Renal Physiology Unit, Department of Physiology, Faculty of Medicine, Chiang Mai University, Chiang Mai 50200, Thailand.
Chem Biol Interact. 2012 Oct 25;200(1):21-7. doi: 10.1016/j.cbi.2012.08.026. Epub 2012 Sep 13.

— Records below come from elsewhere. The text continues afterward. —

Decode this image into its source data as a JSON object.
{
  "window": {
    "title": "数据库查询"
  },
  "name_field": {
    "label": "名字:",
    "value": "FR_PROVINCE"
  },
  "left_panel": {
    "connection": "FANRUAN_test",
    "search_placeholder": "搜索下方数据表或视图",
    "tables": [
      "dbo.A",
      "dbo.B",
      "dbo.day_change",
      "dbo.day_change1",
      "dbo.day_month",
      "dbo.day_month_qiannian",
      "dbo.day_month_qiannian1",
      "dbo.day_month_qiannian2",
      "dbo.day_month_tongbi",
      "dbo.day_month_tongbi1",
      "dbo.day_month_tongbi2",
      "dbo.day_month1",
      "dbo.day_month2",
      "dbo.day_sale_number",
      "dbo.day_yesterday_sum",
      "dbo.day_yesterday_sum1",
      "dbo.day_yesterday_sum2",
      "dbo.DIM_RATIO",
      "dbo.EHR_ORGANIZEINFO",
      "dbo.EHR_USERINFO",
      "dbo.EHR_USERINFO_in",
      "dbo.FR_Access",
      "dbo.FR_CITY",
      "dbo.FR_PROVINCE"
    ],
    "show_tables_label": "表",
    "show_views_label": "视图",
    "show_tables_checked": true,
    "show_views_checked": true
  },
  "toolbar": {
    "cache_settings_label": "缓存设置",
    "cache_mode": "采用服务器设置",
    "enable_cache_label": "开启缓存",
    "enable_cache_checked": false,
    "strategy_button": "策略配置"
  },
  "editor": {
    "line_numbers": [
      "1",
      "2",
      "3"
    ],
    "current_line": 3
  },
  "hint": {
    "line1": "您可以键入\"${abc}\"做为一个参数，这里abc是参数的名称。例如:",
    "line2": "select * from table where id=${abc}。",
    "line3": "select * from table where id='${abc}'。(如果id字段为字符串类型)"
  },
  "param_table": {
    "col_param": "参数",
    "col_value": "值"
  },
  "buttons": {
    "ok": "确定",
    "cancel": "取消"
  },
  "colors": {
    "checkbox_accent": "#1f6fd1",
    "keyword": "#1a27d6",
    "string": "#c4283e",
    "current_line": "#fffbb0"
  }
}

This study examined whether caffeic acid phenethyl ester (CAPE) can protect kidney mitochondria against cadmium toxicity. Kidney mitochondria isolated from Wistar rat were exposed to cadmium and/or CAPE at various concentrations. Mitochondrial function, ultrastructure and oxidative stress status were determined. Cadmium exposure resulted in mitochondrial swelling, dissipation of membrane potential, overproduction of reactive oxygen species, and impaired ultrastructure. The injury was accompanied by an increase in mitochondrial nitric oxide and malondialdehyde levels as well as a decrease in superoxide dismutase activity and antioxidant thiols. Pretreatment with CAPE ameliorated all the changes caused by cadmium. The results suggest a promising role for CAPE as mitochondria-targeted antioxidant to combat the renal toxicity of cadmium.
本研究探讨了咖啡酸苯乙酯(CAPE)是否可以保护肾脏线粒体免受镉毒性的影响。从 Wistar 大鼠中分离出肾脏线粒体,使其在不同浓度下暴露于镉和/或 CAPE 中。测定线粒体功能、超微结构和氧化应激状态。镉暴露导致线粒体肿胀、膜电位耗散、活性氧过度产生以及超微结构受损。损伤伴随着线粒体一氧化氮和丙二醛水平的增加以及超氧化物歧化酶活性和抗氧化硫醇的减少。CAPE 的预处理改善了镉引起的所有变化。结果表明,CAPE 作为一种线粒体靶向抗氧化剂,有望对抗镉的肾毒性。